GoogleCloudPlatform / professional-services-data-validator

Utility to compare data between homogeneous or heterogeneous environments to ensure source and target tables match
Apache License 2.0
385 stars 108 forks source link

Getting MemoryError for bigger tables(numpy.core._exceptions._ArrayMemoryError) #1144

Closed pavannadgoudar closed 1 month ago

pavannadgoudar commented 1 month ago

Table is big so we tried with comparing only 2 columns still we are getting memory error.

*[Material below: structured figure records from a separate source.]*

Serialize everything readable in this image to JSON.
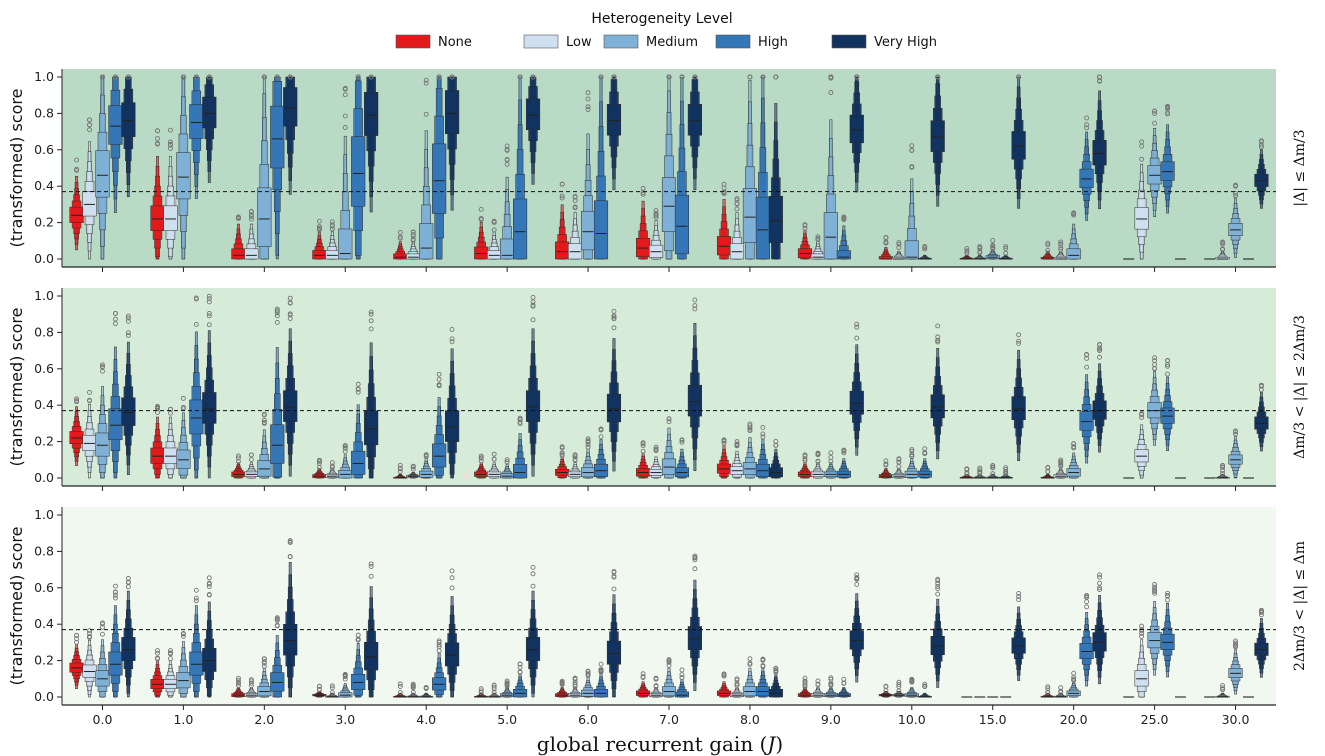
{
  "chart_data": {
    "type": "boxen",
    "legend": {
      "title": "Heterogeneity Level",
      "placement": "top-center",
      "entries": [
        "None",
        "Low",
        "Medium",
        "High",
        "Very High"
      ]
    },
    "colors": {
      "None": "#e31a1c",
      "Low": "#cfdff0",
      "Medium": "#7fb1d6",
      "High": "#3476b6",
      "Very High": "#12335f"
    },
    "categories": [
      "0.0",
      "1.0",
      "2.0",
      "3.0",
      "4.0",
      "5.0",
      "6.0",
      "7.0",
      "8.0",
      "9.0",
      "10.0",
      "15.0",
      "20.0",
      "25.0",
      "30.0"
    ],
    "xlabel": "global recurrent gain ($J$)",
    "ylabel": "(transformed) score",
    "ylim": [
      0,
      1.05
    ],
    "yticks": [
      "0.0",
      "0.2",
      "0.4",
      "0.6",
      "0.8",
      "1.0"
    ],
    "reference_line": 0.37,
    "panels": [
      {
        "row_label": "|Δ| ≤ Δm/3",
        "background": "#b9dac5",
        "medians": [
          [
            0.24,
            0.3,
            0.46,
            0.73,
            0.76
          ],
          [
            0.22,
            0.22,
            0.45,
            0.75,
            0.8
          ],
          [
            0.02,
            0.02,
            0.22,
            0.66,
            0.83
          ],
          [
            0.02,
            0.02,
            0.03,
            0.47,
            0.79
          ],
          [
            0.01,
            0.01,
            0.06,
            0.43,
            0.8
          ],
          [
            0.03,
            0.02,
            0.02,
            0.15,
            0.79
          ],
          [
            0.04,
            0.04,
            0.15,
            0.14,
            0.76
          ],
          [
            0.06,
            0.04,
            0.29,
            0.18,
            0.76
          ],
          [
            0.07,
            0.04,
            0.23,
            0.16,
            0.21
          ],
          [
            0.03,
            0.01,
            0.12,
            0.01,
            0.71
          ],
          [
            0.0,
            0.0,
            0.01,
            0.0,
            0.67
          ],
          [
            0.0,
            0.0,
            0.01,
            0.0,
            0.62
          ],
          [
            0.0,
            0.0,
            0.02,
            0.44,
            0.58
          ],
          [
            0.0,
            0.22,
            0.46,
            0.48,
            0.0
          ],
          [
            0.0,
            0.0,
            0.16,
            0.0,
            0.43
          ]
        ],
        "spreads": [
          [
            0.1,
            0.16,
            0.3,
            0.25,
            0.22
          ],
          [
            0.16,
            0.16,
            0.3,
            0.22,
            0.2
          ],
          [
            0.08,
            0.08,
            0.38,
            0.4,
            0.25
          ],
          [
            0.06,
            0.06,
            0.3,
            0.45,
            0.28
          ],
          [
            0.04,
            0.04,
            0.3,
            0.45,
            0.28
          ],
          [
            0.08,
            0.06,
            0.2,
            0.4,
            0.2
          ],
          [
            0.12,
            0.1,
            0.25,
            0.4,
            0.2
          ],
          [
            0.12,
            0.08,
            0.35,
            0.38,
            0.2
          ],
          [
            0.12,
            0.1,
            0.35,
            0.4,
            0.3
          ],
          [
            0.06,
            0.04,
            0.3,
            0.08,
            0.18
          ],
          [
            0.03,
            0.02,
            0.2,
            0.01,
            0.2
          ],
          [
            0.01,
            0.01,
            0.02,
            0.01,
            0.18
          ],
          [
            0.02,
            0.02,
            0.08,
            0.12,
            0.16
          ],
          [
            0.0,
            0.14,
            0.12,
            0.12,
            0.0
          ],
          [
            0.0,
            0.02,
            0.08,
            0.0,
            0.08
          ]
        ]
      },
      {
        "row_label": "Δm/3 < |Δ| ≤ 2Δm/3",
        "background": "#d6ecd8",
        "medians": [
          [
            0.22,
            0.19,
            0.18,
            0.29,
            0.36
          ],
          [
            0.12,
            0.12,
            0.1,
            0.33,
            0.38
          ],
          [
            0.02,
            0.02,
            0.05,
            0.18,
            0.39
          ],
          [
            0.01,
            0.01,
            0.02,
            0.08,
            0.27
          ],
          [
            0.0,
            0.01,
            0.02,
            0.12,
            0.28
          ],
          [
            0.02,
            0.02,
            0.01,
            0.03,
            0.39
          ],
          [
            0.03,
            0.02,
            0.03,
            0.04,
            0.38
          ],
          [
            0.03,
            0.03,
            0.06,
            0.03,
            0.42
          ],
          [
            0.05,
            0.04,
            0.05,
            0.04,
            0.03
          ],
          [
            0.02,
            0.02,
            0.02,
            0.02,
            0.41
          ],
          [
            0.01,
            0.01,
            0.02,
            0.02,
            0.39
          ],
          [
            0.0,
            0.0,
            0.0,
            0.0,
            0.38
          ],
          [
            0.0,
            0.01,
            0.03,
            0.31,
            0.37
          ],
          [
            0.0,
            0.12,
            0.37,
            0.34,
            0.0
          ],
          [
            0.0,
            0.0,
            0.1,
            0.0,
            0.3
          ]
        ],
        "spreads": [
          [
            0.08,
            0.1,
            0.15,
            0.2,
            0.18
          ],
          [
            0.1,
            0.1,
            0.12,
            0.22,
            0.2
          ],
          [
            0.03,
            0.03,
            0.1,
            0.25,
            0.2
          ],
          [
            0.02,
            0.02,
            0.05,
            0.15,
            0.22
          ],
          [
            0.01,
            0.01,
            0.04,
            0.15,
            0.2
          ],
          [
            0.03,
            0.03,
            0.03,
            0.1,
            0.2
          ],
          [
            0.04,
            0.03,
            0.06,
            0.08,
            0.18
          ],
          [
            0.05,
            0.04,
            0.1,
            0.06,
            0.2
          ],
          [
            0.06,
            0.05,
            0.08,
            0.08,
            0.06
          ],
          [
            0.03,
            0.03,
            0.03,
            0.04,
            0.15
          ],
          [
            0.02,
            0.02,
            0.04,
            0.04,
            0.15
          ],
          [
            0.01,
            0.01,
            0.01,
            0.01,
            0.15
          ],
          [
            0.01,
            0.02,
            0.05,
            0.12,
            0.12
          ],
          [
            0.0,
            0.08,
            0.1,
            0.1,
            0.0
          ],
          [
            0.0,
            0.01,
            0.06,
            0.0,
            0.08
          ]
        ]
      },
      {
        "row_label": "2Δm/3 < |Δ| ≤ Δm",
        "background": "#f1f8ef",
        "medians": [
          [
            0.16,
            0.14,
            0.1,
            0.18,
            0.26
          ],
          [
            0.07,
            0.07,
            0.09,
            0.18,
            0.2
          ],
          [
            0.01,
            0.01,
            0.03,
            0.08,
            0.31
          ],
          [
            0.01,
            0.0,
            0.01,
            0.08,
            0.22
          ],
          [
            0.0,
            0.0,
            0.0,
            0.07,
            0.23
          ],
          [
            0.0,
            0.0,
            0.01,
            0.02,
            0.26
          ],
          [
            0.01,
            0.01,
            0.02,
            0.02,
            0.24
          ],
          [
            0.02,
            0.01,
            0.03,
            0.01,
            0.32
          ],
          [
            0.02,
            0.01,
            0.03,
            0.03,
            0.02
          ],
          [
            0.01,
            0.01,
            0.01,
            0.01,
            0.31
          ],
          [
            0.01,
            0.01,
            0.01,
            0.0,
            0.28
          ],
          [
            0.0,
            0.0,
            0.0,
            0.0,
            0.28
          ],
          [
            0.0,
            0.0,
            0.02,
            0.25,
            0.3
          ],
          [
            0.0,
            0.1,
            0.31,
            0.3,
            0.0
          ],
          [
            0.0,
            0.0,
            0.13,
            0.0,
            0.26
          ]
        ],
        "spreads": [
          [
            0.06,
            0.08,
            0.1,
            0.15,
            0.15
          ],
          [
            0.06,
            0.06,
            0.1,
            0.15,
            0.15
          ],
          [
            0.02,
            0.02,
            0.06,
            0.12,
            0.2
          ],
          [
            0.01,
            0.01,
            0.03,
            0.1,
            0.18
          ],
          [
            0.01,
            0.01,
            0.01,
            0.08,
            0.15
          ],
          [
            0.01,
            0.01,
            0.02,
            0.05,
            0.15
          ],
          [
            0.02,
            0.02,
            0.04,
            0.05,
            0.15
          ],
          [
            0.03,
            0.02,
            0.06,
            0.04,
            0.15
          ],
          [
            0.03,
            0.02,
            0.06,
            0.06,
            0.05
          ],
          [
            0.02,
            0.02,
            0.02,
            0.02,
            0.12
          ],
          [
            0.01,
            0.01,
            0.02,
            0.01,
            0.12
          ],
          [
            0.0,
            0.0,
            0.0,
            0.0,
            0.1
          ],
          [
            0.01,
            0.01,
            0.03,
            0.1,
            0.12
          ],
          [
            0.0,
            0.1,
            0.1,
            0.1,
            0.0
          ],
          [
            0.0,
            0.01,
            0.06,
            0.0,
            0.08
          ]
        ]
      }
    ]
  }
}
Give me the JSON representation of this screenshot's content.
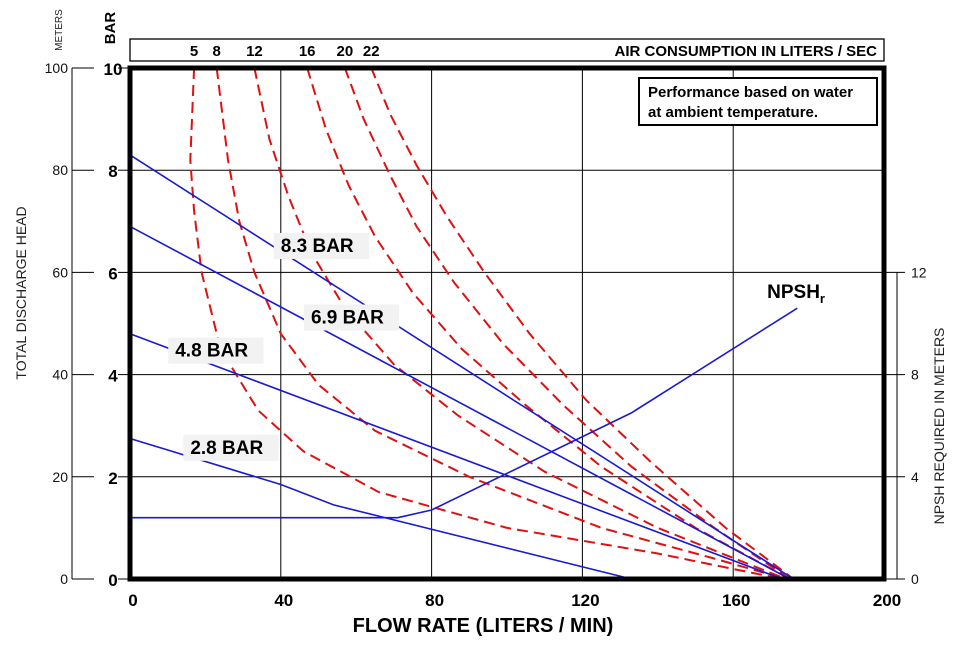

Command : data-validation validate row --source-conn MSSQL --target-conn BQ --tables-list = --filter-status fail --primary-keys -comp-fields , --bq-result-handler ..DVT_RESULTS --filters ='2024-01-10'

Error from command : numpy.core._exceptions._ArrayMemoryError : Unable to allocate GiB for an array with shape(,) and data type object

Table Volume : 2.5L records and 216 Columns

nehanene15 commented 1 month ago

Memory constraints can occur for large row validations since each row needs to be brought into memory to compare source and target values. For large tables, you will likely need to use the Scaling DVT approach by generating table partitions and then distributing that (optional).

You can also increase the machine size, but that won't be a feasible fix for very large tables.

pavannadgoudar commented 1 month ago

Thank you very much @nehanene15 . This information is helpful. I think scaling needs an additional infra level changes. We will initiate this discussion to check feasibility on GKE/Cloud Run Jobs.

nehanene15 commented 1 month ago

Sounds good. I will close this issue and feel free to open another if you encounter a bug when using the Cloud Run approach.